You can do exercises to help you straighten your back and improve your posture several times a day. This will help counter the hunched posture that can result from working in front of a computer or at a desk all day. These exercises help strengthen your weak muscles and improve postural awareness.
Standing Wall Press
The standing wall press helps strengthen your deep spinal and abdominal muscles while improving your posture. You should do this simple exercise at least once every 20 minutes when at work. Stand with your back against the wall with your head, shoulders, buttocks, calves and the back of your hands touching the wall. Push your body and hands against the wall as hard as you can. Take about five to six deep breaths as you are pushing.
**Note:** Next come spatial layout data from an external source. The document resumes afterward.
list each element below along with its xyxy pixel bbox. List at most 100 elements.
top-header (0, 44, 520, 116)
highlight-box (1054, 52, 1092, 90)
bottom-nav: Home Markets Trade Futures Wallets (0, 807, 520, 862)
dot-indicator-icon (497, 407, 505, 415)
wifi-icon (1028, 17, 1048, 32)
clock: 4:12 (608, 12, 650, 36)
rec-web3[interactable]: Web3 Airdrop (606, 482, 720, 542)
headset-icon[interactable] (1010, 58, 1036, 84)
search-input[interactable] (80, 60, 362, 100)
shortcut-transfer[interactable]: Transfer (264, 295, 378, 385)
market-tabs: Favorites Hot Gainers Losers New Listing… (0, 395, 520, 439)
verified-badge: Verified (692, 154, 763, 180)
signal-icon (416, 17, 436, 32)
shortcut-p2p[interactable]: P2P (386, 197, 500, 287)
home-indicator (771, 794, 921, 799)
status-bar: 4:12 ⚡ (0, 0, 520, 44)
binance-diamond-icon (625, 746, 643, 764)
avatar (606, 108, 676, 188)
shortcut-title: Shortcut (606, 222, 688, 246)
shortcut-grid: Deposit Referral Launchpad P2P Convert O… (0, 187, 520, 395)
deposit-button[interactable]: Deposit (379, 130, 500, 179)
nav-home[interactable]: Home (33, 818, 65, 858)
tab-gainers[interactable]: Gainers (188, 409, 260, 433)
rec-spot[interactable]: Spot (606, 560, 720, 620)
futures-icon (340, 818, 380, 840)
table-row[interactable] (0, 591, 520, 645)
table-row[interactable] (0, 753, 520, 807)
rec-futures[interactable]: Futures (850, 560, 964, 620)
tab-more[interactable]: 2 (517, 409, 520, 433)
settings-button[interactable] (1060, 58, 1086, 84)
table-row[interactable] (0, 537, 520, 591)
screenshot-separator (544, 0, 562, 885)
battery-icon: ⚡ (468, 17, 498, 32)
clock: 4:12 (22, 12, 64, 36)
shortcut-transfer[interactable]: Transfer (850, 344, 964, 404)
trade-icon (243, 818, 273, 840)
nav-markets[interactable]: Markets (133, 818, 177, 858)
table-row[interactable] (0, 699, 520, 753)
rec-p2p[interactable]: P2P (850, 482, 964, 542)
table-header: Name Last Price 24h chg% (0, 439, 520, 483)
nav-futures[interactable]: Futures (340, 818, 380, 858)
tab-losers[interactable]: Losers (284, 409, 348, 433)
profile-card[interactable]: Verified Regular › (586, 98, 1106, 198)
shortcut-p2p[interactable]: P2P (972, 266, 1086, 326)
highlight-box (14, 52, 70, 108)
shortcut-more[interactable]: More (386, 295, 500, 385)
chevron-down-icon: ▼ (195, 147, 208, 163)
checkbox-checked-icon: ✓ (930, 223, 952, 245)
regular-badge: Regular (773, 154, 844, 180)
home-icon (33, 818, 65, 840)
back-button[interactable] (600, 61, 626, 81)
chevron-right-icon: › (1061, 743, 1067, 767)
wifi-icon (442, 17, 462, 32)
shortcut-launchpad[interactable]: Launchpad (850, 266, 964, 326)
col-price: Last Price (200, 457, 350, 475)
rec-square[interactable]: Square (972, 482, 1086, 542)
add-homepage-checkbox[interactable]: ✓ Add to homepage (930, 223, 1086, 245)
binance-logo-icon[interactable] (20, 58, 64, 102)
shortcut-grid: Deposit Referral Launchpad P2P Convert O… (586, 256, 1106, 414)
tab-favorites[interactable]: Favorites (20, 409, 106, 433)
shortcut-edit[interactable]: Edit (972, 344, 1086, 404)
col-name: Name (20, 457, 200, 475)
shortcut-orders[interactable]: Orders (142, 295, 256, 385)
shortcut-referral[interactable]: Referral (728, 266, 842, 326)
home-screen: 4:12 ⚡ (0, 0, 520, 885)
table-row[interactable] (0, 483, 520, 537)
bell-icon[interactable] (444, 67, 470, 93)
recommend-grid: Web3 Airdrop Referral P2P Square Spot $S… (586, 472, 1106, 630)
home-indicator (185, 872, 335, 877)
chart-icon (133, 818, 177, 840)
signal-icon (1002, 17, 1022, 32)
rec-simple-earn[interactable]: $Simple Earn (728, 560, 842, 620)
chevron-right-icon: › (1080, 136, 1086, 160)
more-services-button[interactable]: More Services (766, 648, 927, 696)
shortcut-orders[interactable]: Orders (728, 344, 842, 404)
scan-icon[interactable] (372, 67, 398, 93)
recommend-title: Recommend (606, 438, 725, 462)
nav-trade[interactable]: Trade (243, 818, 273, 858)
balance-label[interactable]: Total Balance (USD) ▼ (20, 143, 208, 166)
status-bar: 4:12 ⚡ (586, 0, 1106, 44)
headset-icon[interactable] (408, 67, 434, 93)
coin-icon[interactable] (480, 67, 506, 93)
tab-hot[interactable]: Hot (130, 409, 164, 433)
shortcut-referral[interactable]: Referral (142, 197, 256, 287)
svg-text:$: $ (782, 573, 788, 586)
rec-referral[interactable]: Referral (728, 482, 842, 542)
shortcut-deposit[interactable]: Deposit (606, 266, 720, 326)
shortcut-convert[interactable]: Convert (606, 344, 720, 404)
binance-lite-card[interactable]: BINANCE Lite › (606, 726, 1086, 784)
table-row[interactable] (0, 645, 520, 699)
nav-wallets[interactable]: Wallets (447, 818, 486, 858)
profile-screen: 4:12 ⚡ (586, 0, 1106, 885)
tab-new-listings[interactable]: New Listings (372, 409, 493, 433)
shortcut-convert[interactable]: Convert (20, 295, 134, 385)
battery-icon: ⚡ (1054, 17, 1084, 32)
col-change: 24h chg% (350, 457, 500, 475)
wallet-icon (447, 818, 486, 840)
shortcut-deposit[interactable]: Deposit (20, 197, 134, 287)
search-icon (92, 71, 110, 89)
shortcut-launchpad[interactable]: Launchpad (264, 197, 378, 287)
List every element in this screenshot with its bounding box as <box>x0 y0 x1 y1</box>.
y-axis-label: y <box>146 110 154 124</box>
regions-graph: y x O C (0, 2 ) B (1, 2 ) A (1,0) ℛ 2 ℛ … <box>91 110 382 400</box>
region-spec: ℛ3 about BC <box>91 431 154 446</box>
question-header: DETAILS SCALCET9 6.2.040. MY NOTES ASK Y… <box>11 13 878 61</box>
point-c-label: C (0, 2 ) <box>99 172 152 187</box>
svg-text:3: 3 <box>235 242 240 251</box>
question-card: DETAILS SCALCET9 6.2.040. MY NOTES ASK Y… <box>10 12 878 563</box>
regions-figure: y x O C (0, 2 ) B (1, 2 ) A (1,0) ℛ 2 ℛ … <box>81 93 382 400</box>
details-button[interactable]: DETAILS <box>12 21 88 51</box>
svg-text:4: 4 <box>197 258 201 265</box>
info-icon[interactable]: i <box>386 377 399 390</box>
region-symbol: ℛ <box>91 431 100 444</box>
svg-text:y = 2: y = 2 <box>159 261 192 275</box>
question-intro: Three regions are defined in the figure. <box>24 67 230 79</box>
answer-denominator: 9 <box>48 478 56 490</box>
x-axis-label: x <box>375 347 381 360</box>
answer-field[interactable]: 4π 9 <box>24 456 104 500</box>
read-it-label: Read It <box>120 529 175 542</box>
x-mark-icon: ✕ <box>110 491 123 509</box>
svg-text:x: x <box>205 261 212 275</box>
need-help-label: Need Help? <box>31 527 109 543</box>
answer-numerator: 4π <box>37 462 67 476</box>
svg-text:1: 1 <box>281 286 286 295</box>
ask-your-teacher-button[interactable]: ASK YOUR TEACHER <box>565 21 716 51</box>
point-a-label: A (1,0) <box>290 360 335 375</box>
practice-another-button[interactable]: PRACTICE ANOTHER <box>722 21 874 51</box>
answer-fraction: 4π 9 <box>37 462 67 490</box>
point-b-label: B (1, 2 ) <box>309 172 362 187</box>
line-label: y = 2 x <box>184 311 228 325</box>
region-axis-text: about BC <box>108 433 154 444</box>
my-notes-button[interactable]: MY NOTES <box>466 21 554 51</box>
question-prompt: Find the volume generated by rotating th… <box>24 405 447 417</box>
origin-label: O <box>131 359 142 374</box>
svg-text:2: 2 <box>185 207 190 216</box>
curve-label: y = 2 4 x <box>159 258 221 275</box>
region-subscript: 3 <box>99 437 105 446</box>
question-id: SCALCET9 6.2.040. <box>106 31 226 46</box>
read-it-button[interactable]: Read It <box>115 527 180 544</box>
When you have finished, walk around the area for a few seconds and repeat the exercise three more times.
Standing Wall Slide
Perform the standing wall slide to strengthen your posterior muscles and fascia in your entire back and shoulders. Use a smooth wall for this exercise. Stand facing a wall while placing the blades of your hands on it. Your thumbs should be pointing away from the wall. Walk slowly to the wall. Your hands and arms should slide up naturally, forming a letter Y with your body. Walk to the wall until your toes, thighs, chest and elbows are touching or almost touching the wall. You should feel your shoulder blades pull together. Do not touch your nose or forehead against the wall. If you have extra body mass in the front of your body and cannot touch the wall with all indicated parts, get as close to the wall as you can. Hold this position for five deep breaths, then return to the start position. Repeat the pattern for four to five more times.
Deep Squat With Reach
This exercise sequence increases your core strength and mobility. The movement takes your hips and legs in a full, deep squat. Stand with your feet shoulder-width apart and your toes pointing forward in front of a step or a similar platform. Raise your arms above your head, and bend forward to place your palms on the platform. Lower your butt into a deep squat while keeping your spine tall. Hold the position for a few deep breaths. Push down with your hands and you should feel your abdominal muscle engage to keep your posture upright. Then, raise your arms above your head and push yourself up, keeping your spine in the same position without bending forward.